以下、「 電気用品の範囲等の解釈について 」より抜粋

「電気用品の範囲等の解釈について」

(1)リチウムイオン蓄電池とは、リチウムの酸化・還元で電気エネルギーを
供給し、負極にリチウムがイオン状態として蓄電される充電式の電池で
あって、単数又は複数のリチウムイオン単電池からなる、すぐに使用でき
る状態(機器に装着し、電池として使用することができる状態)の単位電
池を指す。これを組電池と称する。組電池の構造としては、リチウムイオ
ン単電池、保護回路等の部品を保持できる十分な強度を持った電池容器、
端子配置及び電子制御装置を備えているものから、電池容器、端子、電子
制御装置などが一部備えられていないものなどを含む。
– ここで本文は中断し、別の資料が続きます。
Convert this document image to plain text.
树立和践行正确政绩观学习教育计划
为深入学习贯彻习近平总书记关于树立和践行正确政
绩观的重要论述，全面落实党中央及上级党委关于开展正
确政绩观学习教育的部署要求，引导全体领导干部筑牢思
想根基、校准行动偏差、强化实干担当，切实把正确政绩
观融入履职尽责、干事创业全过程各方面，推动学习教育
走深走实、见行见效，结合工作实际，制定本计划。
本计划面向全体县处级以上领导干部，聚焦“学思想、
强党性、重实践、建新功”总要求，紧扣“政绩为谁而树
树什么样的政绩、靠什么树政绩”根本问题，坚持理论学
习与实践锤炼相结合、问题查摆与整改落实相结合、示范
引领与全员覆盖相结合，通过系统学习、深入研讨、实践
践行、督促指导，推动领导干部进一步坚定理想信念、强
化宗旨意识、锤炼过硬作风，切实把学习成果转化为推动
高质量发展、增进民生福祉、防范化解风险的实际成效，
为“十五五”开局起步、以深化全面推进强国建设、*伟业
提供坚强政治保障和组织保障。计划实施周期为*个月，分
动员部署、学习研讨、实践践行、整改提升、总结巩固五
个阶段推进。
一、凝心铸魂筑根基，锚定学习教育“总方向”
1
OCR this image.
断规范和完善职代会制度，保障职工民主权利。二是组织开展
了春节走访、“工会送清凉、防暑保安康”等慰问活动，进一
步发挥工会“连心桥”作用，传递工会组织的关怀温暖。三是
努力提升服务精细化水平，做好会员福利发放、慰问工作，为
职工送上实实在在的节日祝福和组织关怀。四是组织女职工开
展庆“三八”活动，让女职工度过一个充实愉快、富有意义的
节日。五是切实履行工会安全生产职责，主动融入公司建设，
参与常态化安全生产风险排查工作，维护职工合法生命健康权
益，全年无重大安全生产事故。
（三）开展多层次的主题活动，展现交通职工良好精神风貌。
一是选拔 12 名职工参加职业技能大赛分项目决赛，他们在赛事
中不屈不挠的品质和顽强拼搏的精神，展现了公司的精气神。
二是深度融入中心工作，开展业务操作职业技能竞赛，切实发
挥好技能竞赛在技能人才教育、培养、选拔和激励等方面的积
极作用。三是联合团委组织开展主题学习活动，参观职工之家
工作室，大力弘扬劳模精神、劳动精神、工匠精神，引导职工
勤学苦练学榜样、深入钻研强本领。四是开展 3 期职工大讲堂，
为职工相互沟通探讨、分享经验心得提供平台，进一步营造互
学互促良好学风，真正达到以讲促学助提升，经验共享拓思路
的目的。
なお、単電池で
あっても、すぐに使える状態のものは組電池に該当する。
(2)単電池とは、リチウムの酸化・還元で電気的エネルギーを供給する充電
式の電池であり、最終的な電池容器、端子配置及び電子制御装置を備えて
いないため、一般的にすぐに使用できる状態にないものを指す(JIS C 87
11(2013)3.7参照)。

(中略)

(9)リチウムイオン蓄電池が機器に装着された状態で輸入・販売される場合
は、当該機器の輸入・販売として取り扱う。ただし、ポータブルリチウム
イオン蓄電池(いわゆるモバイルバッテリー)等の主として電子機器類の
外付け電源として用いられるものは、充電装置や昇圧装置等とともに同一
筐体に組み込まれていても機器ではなくリチウムイオン蓄電池と解釈し、
対象として取り扱う。
なお、ここで、「装着」とは、エンドユーザーが利用できる最終的な製
品(機器)にリチウムイオン蓄電池を取り付けた状態
を指す。
(10)リチウムイオン蓄電池が単体(補修用・代替用)や機器に同梱された状
態で輸入・販売される場合は、リチウムイオン蓄電池の輸入・販売として
取り扱う。
なお、ここで、「同梱」とは、リチウムイオン蓄電池を機器から分離し
た状態で機器と同じ包装容器に梱包する状態を指す。

別の文書内の規定によると、体積エネルギー密度が 400Wh/L(ワット時毎リットル)以上の製品 のみ対象となる。

輸入販売のポイント

 上の(9)と(10)に記載があるように、エンドユーザーが利用する最終的な製品(機器)との関係で取扱いが変わる。1つの箱の中に機器と電池を「同梱」して輸入販売した場合は規制の対象になるが、1つの箱の中に電池を「装着」した機器は規制の対象から外れる。